This Week’s ESSA News: 4 More States Eye Innovative Testing Pilot Program, Making School Performance Data Work for Families & More

This update on the Every Student Succeeds Act and the education plans now being refined by state legislatures is produced in partnership with ESSA Essentials, a new series from the Collaborative for Student Success. It’s an offshoot of their ESSA Advance newsletter, which you can sign up for here! (See our recent ESSA updates from previous weeks right here.)

Alyson Klein reports in Education Week how, in the wake of Education Secretary Betsy DeVos’ September decision to open ESSA’s Innovative Assessment Pilot to a second round of applications, four states — Georgia, Hawaii, Kansas and South Carolina — have “raised their hands,” indicating interest in participating.

Under ESSA, the department can give up to seven states (or consortia of states) permission to participate in the pilot program. Even though it “was one of the most talked-about pieces” of the law, Klein writes, the program has failed to gain much traction with state-level officials, primarily because of administrative overhead and a lack of additional funding.

If approved, the four states would “join Louisiana and New Hampshire in trying out new kinds of tests in a handful of districts, with the goal of eventually taking them statewide.” States needed to inform federal officials of their interest in applying by Oct. 17, and applications are due by Dec. 17.

Not everyone is enthusiastic.Writing in the Atlanta Journal-Constitution, columnist Maureen Downey shared her skepticism of the Georgia Board of Education’s recent approval of three pilot tests via the Innovative Assessments Pilot program. “The danger here is that you dial back expectations,” she quotes Fordham’s Amber Northern as saying. “If you are going to have three different tests in Georgia, you have to make sure each is equally rigorous and equally valid.”

See below for more ESSA news.

1 Making sure school performance data works for families


In Education Next, Data Quality Campaign’s Paige Kowalski and Brennan McMahon Parton discuss the importance of ensuring that families can easily access, understand and effectively use school performance data. This is of particular importance in the ESSA context, since under the law, “nearly every state has made strong commitments to improving its school performance information systems.” The “law also requires states to include multiple new measures of student and school performance on their school report cards.” However, over the next year, “these paper commitments must translate into action, providing clear and useful resources for families.” This is not as easy as it sounds, with states like California already experiencing pushback from the public. DQC provides several recommendations to help policymakers “ensure that they are putting data to work for students and families.”

2 ESSA and managing “data overload”


Hisham Anwar of EdSurge explores the question of how to prepare for “education’s data overload.” While the accountability paradigm under No Child Left Behind focused on assessment rather than instructional practice and outcomes, under ESSA, school quality and success indicators are highlighted. Anwar notes that “a growing number of school districts are beginning to flip the script” by “balancing proficiency scores with other metrics such as chronic absenteeism rates or success indicators…that invite a richer reflection upon the components of a holistic education.” Such districts are “starting not with the provisioning of data, but with defining the questions they are trying to answer.” Throughout the process, “they’re learning that unlocking the potential of data-driven decisions requires not necessarily more data points, but rather a way to present relevant data to different roles in ways that are accessible and communicable.”

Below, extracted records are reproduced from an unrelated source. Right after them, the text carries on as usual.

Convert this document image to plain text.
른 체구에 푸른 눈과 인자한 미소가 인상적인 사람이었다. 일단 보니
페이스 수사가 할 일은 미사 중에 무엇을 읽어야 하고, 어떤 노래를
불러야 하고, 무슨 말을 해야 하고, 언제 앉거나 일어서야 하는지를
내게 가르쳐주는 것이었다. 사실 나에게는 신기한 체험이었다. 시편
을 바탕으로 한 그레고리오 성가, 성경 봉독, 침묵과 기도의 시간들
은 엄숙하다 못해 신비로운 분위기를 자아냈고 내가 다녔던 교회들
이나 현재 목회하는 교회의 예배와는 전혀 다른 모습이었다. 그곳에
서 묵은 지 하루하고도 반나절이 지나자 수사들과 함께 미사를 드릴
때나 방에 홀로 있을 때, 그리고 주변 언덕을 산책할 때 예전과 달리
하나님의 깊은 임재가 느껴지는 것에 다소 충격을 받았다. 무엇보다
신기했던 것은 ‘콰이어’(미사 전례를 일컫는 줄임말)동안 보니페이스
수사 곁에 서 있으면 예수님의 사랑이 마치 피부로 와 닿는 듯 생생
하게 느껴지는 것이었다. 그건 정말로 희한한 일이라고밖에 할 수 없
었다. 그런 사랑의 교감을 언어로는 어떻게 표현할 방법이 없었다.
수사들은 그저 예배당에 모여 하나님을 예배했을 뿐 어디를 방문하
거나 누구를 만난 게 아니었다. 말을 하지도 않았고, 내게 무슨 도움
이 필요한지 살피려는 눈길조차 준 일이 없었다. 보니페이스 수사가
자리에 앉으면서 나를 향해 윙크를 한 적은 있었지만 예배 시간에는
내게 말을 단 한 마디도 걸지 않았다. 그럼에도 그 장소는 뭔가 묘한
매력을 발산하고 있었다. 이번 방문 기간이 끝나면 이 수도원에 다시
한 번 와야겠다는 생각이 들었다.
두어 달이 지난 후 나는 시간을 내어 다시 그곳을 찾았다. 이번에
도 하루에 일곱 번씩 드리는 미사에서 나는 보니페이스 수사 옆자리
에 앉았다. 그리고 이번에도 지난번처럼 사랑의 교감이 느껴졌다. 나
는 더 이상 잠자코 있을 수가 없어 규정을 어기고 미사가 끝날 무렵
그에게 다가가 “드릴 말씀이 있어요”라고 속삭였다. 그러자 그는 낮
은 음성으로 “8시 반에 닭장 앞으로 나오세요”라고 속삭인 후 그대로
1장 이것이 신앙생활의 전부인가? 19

3 Fostering real partnerships for family engagement


Vito Borrello and Reyna Hernandez of the National Association for Family, School and Community Engagement write in The 74 about the “importance of well-designed family, school and community engagement in supporting children’s learning.” They also discuss how ESSA supports such efforts through its Statewide Family Engagement Centers, though they lament that these centers are “woefully underfunded at $10 million.” Additionally, ESSA “opens the door for families to be more involved in shared decision-making within schools.” Overall, there is “potential for modest progress in practice through ESSA.” Borrello and Hernandez also note that organizations such as the Council of Chief State School Officers have joined the association “in prioritizing advancement of engagement practice in states.”